Dua kali upaya VOC tersebut mengalami kegagalan karena pelaut
Makassar memberikan perlawanan sengit terhadap kompeni.
b. Pertempuran Ketiga (1666–1667)
Ketika VOC menyerbu Makassar, pasukan kompeni dibantu oleh
pasukan Raja Bone (Aru Palaka) dan Pasukan Kapten Yonker dari
Ambon. Pasukan angkatan laut VOC, yang dipimpin oleh Speelman,
menyerang pelabuhan Makassar dari laut, sedangkan pasukan Aru
Palaka mendarat di Bonthain dan berhasil mendorong suku Bugis agar
melakukan pemberontakan terhadap Sultan Hasanudin serta
melakukan penyerbuan ke Makassar. Pada akhir kesempatan itu,
Sultan Hasanudin terdesak dan dipaksa untuk menandatangani
perjanjian perdamaian di Desa Bongaya pada tahun 1667.

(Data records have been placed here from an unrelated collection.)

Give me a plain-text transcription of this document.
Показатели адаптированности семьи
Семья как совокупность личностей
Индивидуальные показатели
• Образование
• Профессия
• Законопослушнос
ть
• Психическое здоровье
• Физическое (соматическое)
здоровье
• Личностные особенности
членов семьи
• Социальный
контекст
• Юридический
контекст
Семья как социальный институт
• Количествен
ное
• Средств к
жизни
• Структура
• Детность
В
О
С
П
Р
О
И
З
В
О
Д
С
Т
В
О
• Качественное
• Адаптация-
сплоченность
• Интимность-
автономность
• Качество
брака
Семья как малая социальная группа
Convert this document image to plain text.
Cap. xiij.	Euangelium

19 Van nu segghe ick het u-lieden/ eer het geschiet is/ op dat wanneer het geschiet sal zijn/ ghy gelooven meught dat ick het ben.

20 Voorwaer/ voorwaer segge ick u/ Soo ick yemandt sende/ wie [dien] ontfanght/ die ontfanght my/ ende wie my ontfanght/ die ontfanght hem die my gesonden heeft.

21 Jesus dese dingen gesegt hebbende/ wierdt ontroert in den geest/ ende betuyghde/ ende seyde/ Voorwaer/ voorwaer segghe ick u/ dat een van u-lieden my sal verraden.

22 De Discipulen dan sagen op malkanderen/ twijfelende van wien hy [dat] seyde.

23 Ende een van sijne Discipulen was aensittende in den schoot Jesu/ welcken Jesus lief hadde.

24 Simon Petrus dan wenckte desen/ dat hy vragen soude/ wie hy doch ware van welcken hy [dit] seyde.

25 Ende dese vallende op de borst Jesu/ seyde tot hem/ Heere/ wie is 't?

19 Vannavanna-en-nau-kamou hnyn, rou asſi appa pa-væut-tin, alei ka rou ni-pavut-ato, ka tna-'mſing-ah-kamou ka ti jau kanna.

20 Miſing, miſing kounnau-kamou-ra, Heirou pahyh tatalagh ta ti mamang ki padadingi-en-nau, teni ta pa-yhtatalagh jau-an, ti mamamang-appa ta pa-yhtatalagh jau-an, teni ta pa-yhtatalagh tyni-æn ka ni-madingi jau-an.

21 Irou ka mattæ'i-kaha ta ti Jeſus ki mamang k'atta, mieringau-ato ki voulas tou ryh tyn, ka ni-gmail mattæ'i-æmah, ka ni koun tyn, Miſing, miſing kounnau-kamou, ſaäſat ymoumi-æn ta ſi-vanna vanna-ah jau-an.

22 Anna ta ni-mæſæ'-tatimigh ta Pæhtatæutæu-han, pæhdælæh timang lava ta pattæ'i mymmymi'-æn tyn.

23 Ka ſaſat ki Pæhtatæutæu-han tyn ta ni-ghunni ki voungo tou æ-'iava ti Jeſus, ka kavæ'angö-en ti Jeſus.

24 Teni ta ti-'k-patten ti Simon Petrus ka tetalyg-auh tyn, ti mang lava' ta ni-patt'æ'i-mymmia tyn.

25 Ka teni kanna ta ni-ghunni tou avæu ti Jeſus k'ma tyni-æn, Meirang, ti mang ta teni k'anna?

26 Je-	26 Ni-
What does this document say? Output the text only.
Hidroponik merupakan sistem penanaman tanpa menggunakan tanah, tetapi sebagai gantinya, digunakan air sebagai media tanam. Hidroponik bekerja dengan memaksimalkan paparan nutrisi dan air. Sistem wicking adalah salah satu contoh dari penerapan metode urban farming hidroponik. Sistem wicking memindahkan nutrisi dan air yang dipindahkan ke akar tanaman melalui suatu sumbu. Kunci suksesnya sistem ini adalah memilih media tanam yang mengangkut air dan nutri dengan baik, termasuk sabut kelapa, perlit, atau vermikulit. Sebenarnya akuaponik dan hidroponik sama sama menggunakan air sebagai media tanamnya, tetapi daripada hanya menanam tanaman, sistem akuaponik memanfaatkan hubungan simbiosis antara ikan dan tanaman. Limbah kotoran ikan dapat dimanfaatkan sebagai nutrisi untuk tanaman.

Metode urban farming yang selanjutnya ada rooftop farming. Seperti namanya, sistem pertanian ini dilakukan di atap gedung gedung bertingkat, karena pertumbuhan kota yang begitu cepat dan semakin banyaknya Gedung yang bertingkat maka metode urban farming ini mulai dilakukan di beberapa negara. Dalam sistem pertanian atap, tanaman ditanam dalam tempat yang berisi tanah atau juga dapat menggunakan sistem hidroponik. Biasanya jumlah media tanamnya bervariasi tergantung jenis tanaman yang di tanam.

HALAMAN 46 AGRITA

 Perlawanan Pangeran Mangkubumi dan Mas Said

Pada tahun 1743, Paku Buwono II menyerahkan pantai utara pulau Jawa
kepada VOC. Pangeran Mangkubumi dan Mas Said tidak setuju karena
pantai tersebut merupakan pelabuhan dagang yang menjadi sumber
penghasilan bagi Mataram. Dalam pertemuan para bangsawan di istana
pada tahun 1745, Pangeran Mangkubumi dipermalukan oleh Gubernur
Jendral Van Imhoff. Ketika perang mulai berkobar, Paku Buwono II
wafat dan digantikan oleh putranya yang bergelar Paku Buwono III.
Dalam perang melawan VOC, Pangeran Mangkubumi dan Mas Said
menggunakan taktik gerilya. Ketika terjadi pertempuran di sungai
Bogowonto, pasukan VOC banyak yang binasa dan pimpinan VOC De
Clerk juga tewas. VOC akhirnya berhasil membujuk Pangeran
Mangkubumi untuk menandatangani perjanjian giyanti (1755).
a. Perjanjian Giyanti
Isi perjanjian giyanti adalah Kerajaaan Mataram dibagi menjadi 2,
yaitu sebagai berikut.
1. Mataram barat diserahkan kepada Pangeran Mangkubumi dengan
gelar Hamengkubuwono I dan kerajaan dinamakan Kesultanan
Yogyakarta.
2. Mataram timur tetap dikuasai oleh Paku Buwono III dan
kerajaannya dinamakan Kesultanan Surakarta.
b. Perjanjian Salatiga
Untuk menghentikan perlawanan Mas Said, VOC pada tahun 1575
membujuknya untuk mendatangi perjajian salatiga yang isinya
Kerajaan Surakarta dibagi menjadi 2, yaitu sebagai berikut.
1. Bagian barat diperintah oleh Sultan Paku Buwono III dan
wilayahnya disebut Kesunanan.
2. Bagian timur diperintah oleh Mas Said yang bergelar Pangeran
Adipati Mangkunegoro I dan wilayahnya disebut Mangkunegaran.